1986 | 105 MIN | Drama, War 

DIRECTOR IM Kwon-taek

CAST KIM Ji-mee, SHIN Seong-il, KIM Ji-young, HAN So-ryong

RELEASE DATE April 5, 1986

CONTACT Korean Film Archive

Tel +82 2 3153 2001 

Fax +82 2 3153 2080 

Email kofa@koreafilm.or.kr

 

For people living in Korea in the 1980s, one of the most memorable events of the decade was a series of special broadcasts on KBS in 1983, which sought to reunite families that had been separated by the Korean War.

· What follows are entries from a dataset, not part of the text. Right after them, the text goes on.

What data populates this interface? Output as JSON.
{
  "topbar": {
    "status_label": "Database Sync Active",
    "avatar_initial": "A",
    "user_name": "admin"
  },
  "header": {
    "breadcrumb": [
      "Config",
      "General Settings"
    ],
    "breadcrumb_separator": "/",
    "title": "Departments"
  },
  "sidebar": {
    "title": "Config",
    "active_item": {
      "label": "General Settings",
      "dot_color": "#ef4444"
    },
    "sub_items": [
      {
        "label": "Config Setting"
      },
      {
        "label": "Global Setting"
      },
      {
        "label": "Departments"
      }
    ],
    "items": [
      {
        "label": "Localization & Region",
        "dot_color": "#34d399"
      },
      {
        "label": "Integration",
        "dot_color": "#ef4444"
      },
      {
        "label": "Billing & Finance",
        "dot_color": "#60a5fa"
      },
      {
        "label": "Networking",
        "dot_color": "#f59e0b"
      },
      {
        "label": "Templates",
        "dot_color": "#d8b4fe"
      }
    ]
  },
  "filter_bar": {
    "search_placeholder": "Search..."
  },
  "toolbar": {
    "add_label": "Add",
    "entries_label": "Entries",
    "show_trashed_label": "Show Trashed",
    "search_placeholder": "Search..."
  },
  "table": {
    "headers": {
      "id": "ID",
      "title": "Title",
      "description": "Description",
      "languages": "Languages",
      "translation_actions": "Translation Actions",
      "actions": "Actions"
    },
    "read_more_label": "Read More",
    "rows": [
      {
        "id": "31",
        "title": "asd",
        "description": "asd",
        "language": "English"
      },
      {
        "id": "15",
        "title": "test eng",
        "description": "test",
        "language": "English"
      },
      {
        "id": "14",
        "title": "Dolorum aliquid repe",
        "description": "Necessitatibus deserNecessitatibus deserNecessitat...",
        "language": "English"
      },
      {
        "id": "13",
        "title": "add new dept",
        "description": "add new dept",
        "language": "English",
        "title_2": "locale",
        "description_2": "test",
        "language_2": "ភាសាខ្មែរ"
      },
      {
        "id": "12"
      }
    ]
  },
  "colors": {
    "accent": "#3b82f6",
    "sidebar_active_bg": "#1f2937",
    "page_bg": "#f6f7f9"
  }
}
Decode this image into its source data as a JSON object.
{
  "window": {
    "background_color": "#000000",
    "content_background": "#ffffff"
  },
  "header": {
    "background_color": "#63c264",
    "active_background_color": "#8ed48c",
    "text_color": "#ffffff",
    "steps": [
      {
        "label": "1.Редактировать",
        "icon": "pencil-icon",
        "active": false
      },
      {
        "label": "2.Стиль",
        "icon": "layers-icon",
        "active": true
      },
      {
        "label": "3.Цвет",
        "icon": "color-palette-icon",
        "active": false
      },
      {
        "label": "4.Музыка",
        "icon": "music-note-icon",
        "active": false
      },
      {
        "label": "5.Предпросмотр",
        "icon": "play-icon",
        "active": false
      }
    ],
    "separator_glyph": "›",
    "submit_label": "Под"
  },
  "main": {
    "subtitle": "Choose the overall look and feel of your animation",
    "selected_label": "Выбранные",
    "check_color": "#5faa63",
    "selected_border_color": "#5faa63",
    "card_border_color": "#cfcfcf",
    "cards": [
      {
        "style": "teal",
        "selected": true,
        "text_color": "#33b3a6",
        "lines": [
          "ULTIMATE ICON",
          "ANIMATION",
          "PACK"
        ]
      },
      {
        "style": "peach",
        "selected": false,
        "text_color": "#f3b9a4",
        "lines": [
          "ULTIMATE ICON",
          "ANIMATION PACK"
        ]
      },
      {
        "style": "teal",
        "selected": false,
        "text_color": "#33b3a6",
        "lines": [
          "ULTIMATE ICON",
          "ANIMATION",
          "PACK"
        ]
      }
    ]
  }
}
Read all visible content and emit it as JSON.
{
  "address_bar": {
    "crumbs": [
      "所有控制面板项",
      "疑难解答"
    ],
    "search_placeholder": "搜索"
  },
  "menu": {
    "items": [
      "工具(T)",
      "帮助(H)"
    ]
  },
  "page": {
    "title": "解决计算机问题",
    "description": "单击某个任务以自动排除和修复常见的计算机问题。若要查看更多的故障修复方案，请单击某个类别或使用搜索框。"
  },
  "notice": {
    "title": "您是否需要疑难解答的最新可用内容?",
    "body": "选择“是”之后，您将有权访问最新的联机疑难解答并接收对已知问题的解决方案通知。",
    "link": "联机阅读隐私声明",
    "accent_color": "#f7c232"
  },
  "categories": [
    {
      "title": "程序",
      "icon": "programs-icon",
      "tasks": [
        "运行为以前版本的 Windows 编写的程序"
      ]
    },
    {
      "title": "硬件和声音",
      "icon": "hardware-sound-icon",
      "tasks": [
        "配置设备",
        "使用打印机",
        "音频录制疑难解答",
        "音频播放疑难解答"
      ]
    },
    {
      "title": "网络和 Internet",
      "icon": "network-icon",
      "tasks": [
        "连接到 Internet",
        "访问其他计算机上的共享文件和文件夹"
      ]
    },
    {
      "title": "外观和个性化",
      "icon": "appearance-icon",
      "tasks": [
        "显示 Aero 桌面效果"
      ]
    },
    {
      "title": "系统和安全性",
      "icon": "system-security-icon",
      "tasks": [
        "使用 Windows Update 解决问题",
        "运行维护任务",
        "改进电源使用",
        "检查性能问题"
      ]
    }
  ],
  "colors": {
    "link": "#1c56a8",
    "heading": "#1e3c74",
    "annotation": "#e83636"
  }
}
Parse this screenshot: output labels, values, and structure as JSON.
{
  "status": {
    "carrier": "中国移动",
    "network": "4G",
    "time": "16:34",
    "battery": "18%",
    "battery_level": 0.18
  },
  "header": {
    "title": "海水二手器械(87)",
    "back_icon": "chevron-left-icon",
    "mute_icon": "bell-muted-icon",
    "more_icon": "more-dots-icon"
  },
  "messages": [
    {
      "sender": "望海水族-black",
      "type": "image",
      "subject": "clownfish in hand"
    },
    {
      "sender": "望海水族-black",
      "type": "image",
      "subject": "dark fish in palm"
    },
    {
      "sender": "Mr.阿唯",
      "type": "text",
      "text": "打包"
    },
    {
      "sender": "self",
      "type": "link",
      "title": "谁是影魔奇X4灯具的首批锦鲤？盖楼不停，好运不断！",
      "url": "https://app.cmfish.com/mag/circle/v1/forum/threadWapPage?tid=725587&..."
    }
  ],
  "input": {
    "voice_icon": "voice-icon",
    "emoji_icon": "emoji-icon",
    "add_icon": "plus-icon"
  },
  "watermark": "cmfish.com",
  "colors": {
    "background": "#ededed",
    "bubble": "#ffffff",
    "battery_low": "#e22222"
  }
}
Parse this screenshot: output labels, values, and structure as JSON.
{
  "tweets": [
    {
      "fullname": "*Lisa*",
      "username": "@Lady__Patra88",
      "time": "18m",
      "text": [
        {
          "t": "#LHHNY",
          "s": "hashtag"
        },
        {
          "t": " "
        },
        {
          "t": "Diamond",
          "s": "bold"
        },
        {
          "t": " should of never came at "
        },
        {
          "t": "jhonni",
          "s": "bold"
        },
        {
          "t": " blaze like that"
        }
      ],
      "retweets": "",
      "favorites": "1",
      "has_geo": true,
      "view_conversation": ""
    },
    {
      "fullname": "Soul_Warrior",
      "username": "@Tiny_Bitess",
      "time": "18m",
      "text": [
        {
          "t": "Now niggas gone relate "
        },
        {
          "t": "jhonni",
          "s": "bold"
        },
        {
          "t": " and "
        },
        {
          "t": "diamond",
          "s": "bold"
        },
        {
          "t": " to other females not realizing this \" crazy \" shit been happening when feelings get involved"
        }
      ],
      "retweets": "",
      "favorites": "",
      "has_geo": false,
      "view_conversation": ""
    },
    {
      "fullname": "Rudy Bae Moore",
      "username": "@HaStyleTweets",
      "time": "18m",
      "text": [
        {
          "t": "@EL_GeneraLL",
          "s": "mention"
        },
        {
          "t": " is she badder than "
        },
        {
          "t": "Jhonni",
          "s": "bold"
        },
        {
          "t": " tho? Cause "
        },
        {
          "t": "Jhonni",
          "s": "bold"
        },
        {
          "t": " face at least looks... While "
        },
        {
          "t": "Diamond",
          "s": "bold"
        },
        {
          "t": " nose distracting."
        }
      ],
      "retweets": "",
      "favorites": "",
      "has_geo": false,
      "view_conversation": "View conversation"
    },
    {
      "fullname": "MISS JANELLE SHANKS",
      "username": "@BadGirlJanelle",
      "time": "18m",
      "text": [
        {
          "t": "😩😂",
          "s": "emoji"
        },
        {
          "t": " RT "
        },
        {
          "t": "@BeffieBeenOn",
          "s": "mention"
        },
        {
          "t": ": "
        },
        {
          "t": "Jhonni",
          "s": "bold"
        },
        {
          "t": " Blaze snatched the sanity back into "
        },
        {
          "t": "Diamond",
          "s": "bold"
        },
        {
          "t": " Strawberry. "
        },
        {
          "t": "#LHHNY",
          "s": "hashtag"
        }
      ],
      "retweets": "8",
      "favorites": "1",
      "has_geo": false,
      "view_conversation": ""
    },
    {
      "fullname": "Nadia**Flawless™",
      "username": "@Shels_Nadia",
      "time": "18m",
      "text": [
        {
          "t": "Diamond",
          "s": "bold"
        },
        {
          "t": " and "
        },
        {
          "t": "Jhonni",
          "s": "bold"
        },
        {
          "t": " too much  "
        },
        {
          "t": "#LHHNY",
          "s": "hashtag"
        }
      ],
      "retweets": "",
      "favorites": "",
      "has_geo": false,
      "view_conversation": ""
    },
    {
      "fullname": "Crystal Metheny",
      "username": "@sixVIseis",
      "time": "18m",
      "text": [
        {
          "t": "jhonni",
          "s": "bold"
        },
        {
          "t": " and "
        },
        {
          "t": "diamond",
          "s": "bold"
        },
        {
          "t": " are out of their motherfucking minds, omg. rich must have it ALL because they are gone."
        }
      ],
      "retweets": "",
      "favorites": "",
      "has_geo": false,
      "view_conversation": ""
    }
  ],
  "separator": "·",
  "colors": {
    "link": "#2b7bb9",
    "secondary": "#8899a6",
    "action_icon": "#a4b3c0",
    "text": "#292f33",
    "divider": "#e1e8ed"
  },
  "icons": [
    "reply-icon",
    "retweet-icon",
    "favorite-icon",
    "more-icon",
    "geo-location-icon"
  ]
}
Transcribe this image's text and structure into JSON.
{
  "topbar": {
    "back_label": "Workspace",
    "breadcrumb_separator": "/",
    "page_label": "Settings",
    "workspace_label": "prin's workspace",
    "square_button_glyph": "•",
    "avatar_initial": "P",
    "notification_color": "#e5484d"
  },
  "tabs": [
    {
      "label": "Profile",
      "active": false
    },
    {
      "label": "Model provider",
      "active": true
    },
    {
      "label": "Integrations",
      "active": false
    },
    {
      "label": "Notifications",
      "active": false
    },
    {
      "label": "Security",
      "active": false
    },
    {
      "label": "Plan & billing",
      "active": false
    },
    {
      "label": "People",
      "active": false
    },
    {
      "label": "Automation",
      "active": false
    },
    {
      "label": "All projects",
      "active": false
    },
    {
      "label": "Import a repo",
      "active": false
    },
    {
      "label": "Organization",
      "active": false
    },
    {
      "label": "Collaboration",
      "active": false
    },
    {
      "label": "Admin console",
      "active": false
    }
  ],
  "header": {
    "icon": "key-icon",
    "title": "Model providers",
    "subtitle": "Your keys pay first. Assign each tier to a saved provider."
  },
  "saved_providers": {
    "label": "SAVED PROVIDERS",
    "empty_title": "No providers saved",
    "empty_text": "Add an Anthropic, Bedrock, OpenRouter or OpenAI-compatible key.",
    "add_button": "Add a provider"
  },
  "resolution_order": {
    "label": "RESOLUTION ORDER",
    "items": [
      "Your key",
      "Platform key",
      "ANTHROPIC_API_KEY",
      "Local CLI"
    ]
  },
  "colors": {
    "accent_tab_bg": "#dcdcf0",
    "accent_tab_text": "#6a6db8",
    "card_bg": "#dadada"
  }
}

Some western viewers may recognize this from the end of JK YOUN’s melodrama blockbuster Ode to My Father (2014), in which HWANG Jung-min’s character reunites with his sister during the same telecast after having been torn apart as children during the Hungnam Evacuation of 1950. 

 

IM Kwon-taek’s Gilsotteum (1986), made in the wake of these broadcasts, draws its whole narrative around this telethon, and while it hints at joyous reunions between broken families, it probes a lot deeper into these separations and the social and ideological schisms they created. 

 

Like millions of others around the country, a well-to-do family in Busan sits around the TV set all day, tears rolling down their cheeks as they watch families separated by the war reunited during emotional programs broadcast on KBS. Hwa-young (KIM Ji-mee), the mother of the family, is bothered by something she sees and that night her husband tells her to go to the station in Seoul, to answer a question she’s been asking herself for 33 years.

 

Though hesitant, she sets out in her car and on the journey north recalls journeying with her family to the town of Gilsotteum after the liberation of Korea. A cholera outbreak soon claimed her parents and she went to live with her father’s friend. There she grew close with his son Dong-jin, and the two experienced young love until she became pregnant and was sent away.

 

One day, among the thousands of hopeful family members, gathered around the KBS station, Hwa-young meets Dong-jin (SHIN Seong-il), who is also now married, but confessed that he had always waited for her. Dong-jin tried to go to Hwa-young before giving birth, but missed her, as she had made her way down to him at the same time. He then tried to return but was caught up at the beginning of the Korean War. Hwa-young also lost track of her infant son during the war but in the present, she finds information that may lead her to him at the station. Hwa-young and Dong-jin go to meet Seok-cho, a young man who may be the son they lost over three decades earlier.

 

Seok-cho is hardly what Hwa-young might have hoped for. He is a poor, drunk brute who beats his wife. The chasm between her and this man is almost too much for her bear and leads to the film’s unexpected and devastating conclusion.

 

Among others, some of the questions IM’s film seems to pose are: do these families want to be reunited; and should they? The issues even go beyond the families themselves that are impacted by the war and the KBS broadcasts, as Hwa-young’s reticence to travel to the station and her coolness towards the man who may be her son appear to allegorize bitter aspects of Korea’s modern history. 

 

The Korean War, along with the Japanese Colonial Era that preceded it and the military regime that followed (and was still ongoing at the time the film was made) fractured the country in many ways. People died and families were separated, but the deep ideological rifts of the nation can’t be healed by nostalgia. The past and the present are no longer the same things.

 

A few months before reuniting on the classic Ticket (1986), IM Kwon-taek and star KIM Ji-mee collaborated on the equally impressive Gilsotteum. Like Ticket, this earlier film also included a lot of research, as various families reunited by the telethon were interviewed while the script was being written.

 

Following the barren images of his opening credits, the film starts modestly, but once Hwa-young leaves the comfort of her home, wistful, wail-like music seeps into the soundtrack. The foreboding tone of her journey to Seoul drives her to dark memories of her past. IM smoothly transitions between the past and present and stages steadily larger scenes as we go deeper into the story, first with the busy scene outside the telethon station, and then with dramatic images of the Korean War.

 

A deceptively grand story that tackles complicated questions the love and loyalty and home and country, Gilsotteum is a standout of 1980s Korean cinema.